Just two blocks away from the Colon Theatre and across Plaza Lavalle is the distinguished Petit Colon, a notable bar catering to an elegant crowd of theatre regulars. The ornate wallpaper and the luminous afternoon windows dote this cafe with a special charm making it the perfect place to start the evening before heading to the stately Colon Theatre.

 

For Hot Chocolate with Churros- La Giralda

A warm alternative to coffee and medialunas for winter days is hot chocolate with churros. The traditional version of hot chocolate is the “Submarino” in which you dunk a bar of chocolate into a glass of hot milk until it melts. The best place to do this is La Giralda on Av. Corrientes, or, the nearby El Gato Negro, which also boasts a large variety of spices and coffee varieties.

 

For 5 O Clock Tea- Las Violetas

An assortment of cakes, sweets and sandwiches are served on silver plates in this stunning teahouse in the Almagro neighborhood. Golden chandeliers, Italian marble floors, and stained glass windows decorate Las Violetas, a unique place to indulge your sweet tooth.

 

For Barrio Tango Spirit-Lo de Roberto

Although tango is present in most notable bars, Lo de Roberto in Almagro has an authentic feel to its late night tango gatherings in which the crowds actively participate whilst drinking beers.  Close by is another small traditional bar worth visiting, El Banderin, which has its walls covered in football flags from different times and places.

 

For Late Nights- Bar El Federal

In the heart of San Telmo, Bar El Federal is a daytime bar that becomes a lively pub in the evenings when the crowds come for a typical Fernet and some dancing. The stunning bar has a wooden arch with vitraux  details and a stopped clock immediately capturing ones attention and is an inviting place for people watching and a drink or two.

 

Local Specialties to Indulge your Sweet Tooth.

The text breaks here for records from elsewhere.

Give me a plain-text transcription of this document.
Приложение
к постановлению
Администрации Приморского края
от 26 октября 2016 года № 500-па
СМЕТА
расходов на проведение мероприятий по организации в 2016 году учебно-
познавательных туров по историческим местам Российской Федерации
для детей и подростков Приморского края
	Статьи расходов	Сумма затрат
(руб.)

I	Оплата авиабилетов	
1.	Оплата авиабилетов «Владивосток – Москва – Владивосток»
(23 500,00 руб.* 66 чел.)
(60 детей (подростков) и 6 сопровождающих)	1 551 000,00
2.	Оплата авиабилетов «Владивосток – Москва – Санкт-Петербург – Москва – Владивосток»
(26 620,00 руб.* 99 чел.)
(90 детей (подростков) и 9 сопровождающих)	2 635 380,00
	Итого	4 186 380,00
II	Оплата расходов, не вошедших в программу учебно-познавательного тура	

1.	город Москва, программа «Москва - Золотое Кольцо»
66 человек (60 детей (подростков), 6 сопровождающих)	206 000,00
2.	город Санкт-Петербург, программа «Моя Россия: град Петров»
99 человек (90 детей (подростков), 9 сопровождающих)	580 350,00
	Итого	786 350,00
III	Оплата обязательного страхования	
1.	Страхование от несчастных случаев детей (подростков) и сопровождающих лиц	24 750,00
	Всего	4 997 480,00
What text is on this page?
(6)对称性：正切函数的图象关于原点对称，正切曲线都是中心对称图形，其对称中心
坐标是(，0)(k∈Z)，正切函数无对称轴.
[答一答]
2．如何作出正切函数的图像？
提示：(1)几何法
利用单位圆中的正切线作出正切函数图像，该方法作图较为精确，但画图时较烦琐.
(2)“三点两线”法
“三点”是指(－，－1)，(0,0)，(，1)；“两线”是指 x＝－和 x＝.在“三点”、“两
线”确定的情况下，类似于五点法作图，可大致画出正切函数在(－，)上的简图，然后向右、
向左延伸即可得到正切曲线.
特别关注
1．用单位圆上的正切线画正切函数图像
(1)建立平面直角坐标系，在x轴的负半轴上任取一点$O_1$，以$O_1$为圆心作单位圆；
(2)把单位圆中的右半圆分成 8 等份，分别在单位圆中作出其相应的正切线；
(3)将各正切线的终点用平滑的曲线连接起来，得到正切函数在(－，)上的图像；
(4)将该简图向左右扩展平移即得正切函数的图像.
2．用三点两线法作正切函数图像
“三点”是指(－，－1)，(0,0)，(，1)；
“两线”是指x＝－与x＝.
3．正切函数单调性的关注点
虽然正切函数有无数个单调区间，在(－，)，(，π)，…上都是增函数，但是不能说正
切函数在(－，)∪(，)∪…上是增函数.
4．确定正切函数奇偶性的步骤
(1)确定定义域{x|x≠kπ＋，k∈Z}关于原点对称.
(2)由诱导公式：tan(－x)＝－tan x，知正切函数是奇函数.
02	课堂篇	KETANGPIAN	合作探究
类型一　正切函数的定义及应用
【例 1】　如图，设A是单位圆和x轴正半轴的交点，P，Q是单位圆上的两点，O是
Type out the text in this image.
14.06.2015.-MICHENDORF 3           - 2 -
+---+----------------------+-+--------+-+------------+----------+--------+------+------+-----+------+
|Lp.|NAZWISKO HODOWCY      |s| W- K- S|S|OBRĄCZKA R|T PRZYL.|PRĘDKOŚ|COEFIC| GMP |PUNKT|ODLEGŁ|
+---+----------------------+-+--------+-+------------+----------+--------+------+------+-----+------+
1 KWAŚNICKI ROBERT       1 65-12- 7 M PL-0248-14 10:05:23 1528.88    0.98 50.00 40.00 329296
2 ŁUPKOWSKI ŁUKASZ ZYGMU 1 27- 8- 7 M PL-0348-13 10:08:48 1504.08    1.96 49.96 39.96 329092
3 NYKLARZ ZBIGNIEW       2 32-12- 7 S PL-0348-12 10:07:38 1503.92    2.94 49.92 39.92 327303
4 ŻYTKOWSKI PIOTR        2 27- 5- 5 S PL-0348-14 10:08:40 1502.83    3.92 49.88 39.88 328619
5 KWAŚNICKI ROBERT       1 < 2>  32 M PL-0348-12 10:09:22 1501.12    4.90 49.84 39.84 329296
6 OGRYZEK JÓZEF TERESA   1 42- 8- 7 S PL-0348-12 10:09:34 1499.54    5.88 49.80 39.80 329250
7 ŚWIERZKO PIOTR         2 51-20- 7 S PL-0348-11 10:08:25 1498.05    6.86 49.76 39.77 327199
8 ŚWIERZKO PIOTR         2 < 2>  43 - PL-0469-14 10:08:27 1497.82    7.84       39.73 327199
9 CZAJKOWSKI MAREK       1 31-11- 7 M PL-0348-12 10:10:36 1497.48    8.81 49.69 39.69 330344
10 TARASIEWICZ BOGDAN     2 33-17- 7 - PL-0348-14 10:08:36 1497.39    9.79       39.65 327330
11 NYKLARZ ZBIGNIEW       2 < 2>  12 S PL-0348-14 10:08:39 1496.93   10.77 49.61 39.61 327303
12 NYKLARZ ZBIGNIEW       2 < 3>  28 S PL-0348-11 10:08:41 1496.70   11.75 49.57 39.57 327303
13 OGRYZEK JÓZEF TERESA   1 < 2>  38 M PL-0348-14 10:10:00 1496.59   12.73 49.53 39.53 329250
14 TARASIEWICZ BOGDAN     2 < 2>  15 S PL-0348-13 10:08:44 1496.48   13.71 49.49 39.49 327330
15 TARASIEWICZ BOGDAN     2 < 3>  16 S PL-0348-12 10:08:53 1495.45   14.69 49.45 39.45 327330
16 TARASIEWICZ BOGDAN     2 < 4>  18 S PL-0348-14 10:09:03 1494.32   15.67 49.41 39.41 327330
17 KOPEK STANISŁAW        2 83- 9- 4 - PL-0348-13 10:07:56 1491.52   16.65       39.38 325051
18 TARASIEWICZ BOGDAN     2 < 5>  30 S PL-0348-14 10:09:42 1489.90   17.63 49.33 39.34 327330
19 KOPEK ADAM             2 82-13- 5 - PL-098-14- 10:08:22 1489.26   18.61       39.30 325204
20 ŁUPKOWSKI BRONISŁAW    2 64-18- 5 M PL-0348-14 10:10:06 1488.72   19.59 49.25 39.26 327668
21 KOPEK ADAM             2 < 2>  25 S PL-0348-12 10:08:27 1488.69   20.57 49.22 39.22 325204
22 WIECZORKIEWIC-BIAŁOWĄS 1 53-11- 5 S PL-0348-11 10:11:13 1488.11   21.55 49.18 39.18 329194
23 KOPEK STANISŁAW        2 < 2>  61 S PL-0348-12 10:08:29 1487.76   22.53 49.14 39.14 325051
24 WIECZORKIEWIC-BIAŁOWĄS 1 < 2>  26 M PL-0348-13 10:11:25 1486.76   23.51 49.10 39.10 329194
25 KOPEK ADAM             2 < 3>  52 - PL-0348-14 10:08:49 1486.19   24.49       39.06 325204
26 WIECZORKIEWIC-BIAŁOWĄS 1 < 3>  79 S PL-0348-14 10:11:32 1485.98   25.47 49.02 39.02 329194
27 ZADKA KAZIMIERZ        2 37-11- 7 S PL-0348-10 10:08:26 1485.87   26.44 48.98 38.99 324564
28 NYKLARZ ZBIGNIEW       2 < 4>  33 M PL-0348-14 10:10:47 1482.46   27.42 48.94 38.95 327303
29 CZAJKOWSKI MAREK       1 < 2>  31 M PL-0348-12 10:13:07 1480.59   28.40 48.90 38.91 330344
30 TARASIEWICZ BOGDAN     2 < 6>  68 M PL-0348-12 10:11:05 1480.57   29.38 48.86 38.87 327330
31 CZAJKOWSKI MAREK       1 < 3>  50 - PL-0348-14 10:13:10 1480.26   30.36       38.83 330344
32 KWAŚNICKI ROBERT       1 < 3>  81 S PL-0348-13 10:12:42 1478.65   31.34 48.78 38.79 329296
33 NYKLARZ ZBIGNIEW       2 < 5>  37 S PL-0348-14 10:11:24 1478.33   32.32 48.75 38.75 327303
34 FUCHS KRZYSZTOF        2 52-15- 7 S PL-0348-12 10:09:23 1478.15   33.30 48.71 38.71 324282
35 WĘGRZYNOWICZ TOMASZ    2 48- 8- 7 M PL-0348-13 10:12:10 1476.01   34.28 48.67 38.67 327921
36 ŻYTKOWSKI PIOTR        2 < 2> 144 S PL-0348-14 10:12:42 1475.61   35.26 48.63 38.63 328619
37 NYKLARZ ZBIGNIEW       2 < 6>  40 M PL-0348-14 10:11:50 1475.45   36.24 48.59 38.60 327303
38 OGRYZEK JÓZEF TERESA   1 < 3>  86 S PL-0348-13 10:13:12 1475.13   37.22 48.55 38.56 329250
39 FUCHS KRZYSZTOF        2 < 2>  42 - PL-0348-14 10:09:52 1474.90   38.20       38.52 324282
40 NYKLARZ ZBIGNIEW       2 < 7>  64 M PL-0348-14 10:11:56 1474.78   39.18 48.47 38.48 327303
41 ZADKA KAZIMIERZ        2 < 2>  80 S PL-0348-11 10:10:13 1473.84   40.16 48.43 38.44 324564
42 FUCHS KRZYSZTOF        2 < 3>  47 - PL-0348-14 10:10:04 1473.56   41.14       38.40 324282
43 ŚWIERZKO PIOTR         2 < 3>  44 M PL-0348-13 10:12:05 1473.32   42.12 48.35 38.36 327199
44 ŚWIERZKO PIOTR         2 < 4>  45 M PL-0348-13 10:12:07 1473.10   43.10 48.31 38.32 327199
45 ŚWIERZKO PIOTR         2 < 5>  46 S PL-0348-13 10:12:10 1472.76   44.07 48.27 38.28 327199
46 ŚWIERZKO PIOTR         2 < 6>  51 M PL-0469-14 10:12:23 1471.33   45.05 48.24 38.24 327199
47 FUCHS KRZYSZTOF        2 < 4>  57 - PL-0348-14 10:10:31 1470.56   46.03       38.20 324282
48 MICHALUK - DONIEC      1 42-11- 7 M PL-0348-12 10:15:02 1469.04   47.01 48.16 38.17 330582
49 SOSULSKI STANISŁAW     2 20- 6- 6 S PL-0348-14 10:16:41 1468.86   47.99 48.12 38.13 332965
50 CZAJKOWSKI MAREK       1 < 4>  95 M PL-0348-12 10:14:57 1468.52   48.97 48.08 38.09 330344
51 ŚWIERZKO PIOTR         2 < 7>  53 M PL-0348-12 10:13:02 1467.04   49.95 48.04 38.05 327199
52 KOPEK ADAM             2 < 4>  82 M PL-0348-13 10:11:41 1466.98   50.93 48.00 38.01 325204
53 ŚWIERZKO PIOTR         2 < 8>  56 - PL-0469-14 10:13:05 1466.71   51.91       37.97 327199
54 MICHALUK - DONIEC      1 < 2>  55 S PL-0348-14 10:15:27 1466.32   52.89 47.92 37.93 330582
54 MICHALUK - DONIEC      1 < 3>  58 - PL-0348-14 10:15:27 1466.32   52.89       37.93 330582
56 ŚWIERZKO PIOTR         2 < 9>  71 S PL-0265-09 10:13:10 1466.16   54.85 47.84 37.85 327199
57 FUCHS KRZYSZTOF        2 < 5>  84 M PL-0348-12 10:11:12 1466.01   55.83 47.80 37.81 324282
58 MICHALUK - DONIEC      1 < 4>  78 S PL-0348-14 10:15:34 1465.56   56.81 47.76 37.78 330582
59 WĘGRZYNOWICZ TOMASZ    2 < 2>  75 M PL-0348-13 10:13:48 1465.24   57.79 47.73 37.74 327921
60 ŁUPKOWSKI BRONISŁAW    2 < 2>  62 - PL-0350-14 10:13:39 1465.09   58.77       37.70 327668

Grey cold days like the ones we’ve been having lately are great for comforting afternoon snacks in traditional teahouses such as Las Violetas in Almagro or Confiteria La Ideal downtown. Here are some local specialties to sweeten the afternoon.

Dulce de leche: Probably the most famous of Argentine sweets, this caramel cream is used in pastries, spread on toast, eaten by the spoonful and included in all kinds of desserts.

Alfajores:  A typical sandwich like snack made up of two “cookies” usually filled by, you guessed it, dulce de leche, (although there are variety’s filled with fruit jams and chocolate  as well) and covered in chocolate, confectionary, sugar or coconut. More information about alfajores is available here.

Rogel Cake: A very sweet cake made with alternating layers of puff pastry and dulce de leche and topped with meringue.

Pasta Frola Quince pie: Another typical sweet used in pastry’s and deserts is Quince paste (dulce de membrillo) and candied yam jam (dulce de batata), which are often combined with cheese for dessert. Quince paste also the main ingredient of Pasta Frola, a fruity pie that goes well with coffee.

Medialunas and Facturas: The local croissants and pastry’s come in many varieties. There are two types of medialunas (croissants), de grasa (made with lard) or de manteca (made with butter). The first is crunchier and thin, the second puffy and moist. Amongst the pastries you will find varieties with dulce de leche, with quince and yam jam, and with custard (crema pastelera).

Vainillas: These very lightweight  airy “cookies”  made from egg, vanilla and sugar are the favorite of many local children (and adults who wont admit it) who dunk them in milk as an afternoon snack.

Submarino: Another thing Argies like to dunk is a bar of chocolate in a cup of hot milk for a local take on a typical winter comforter.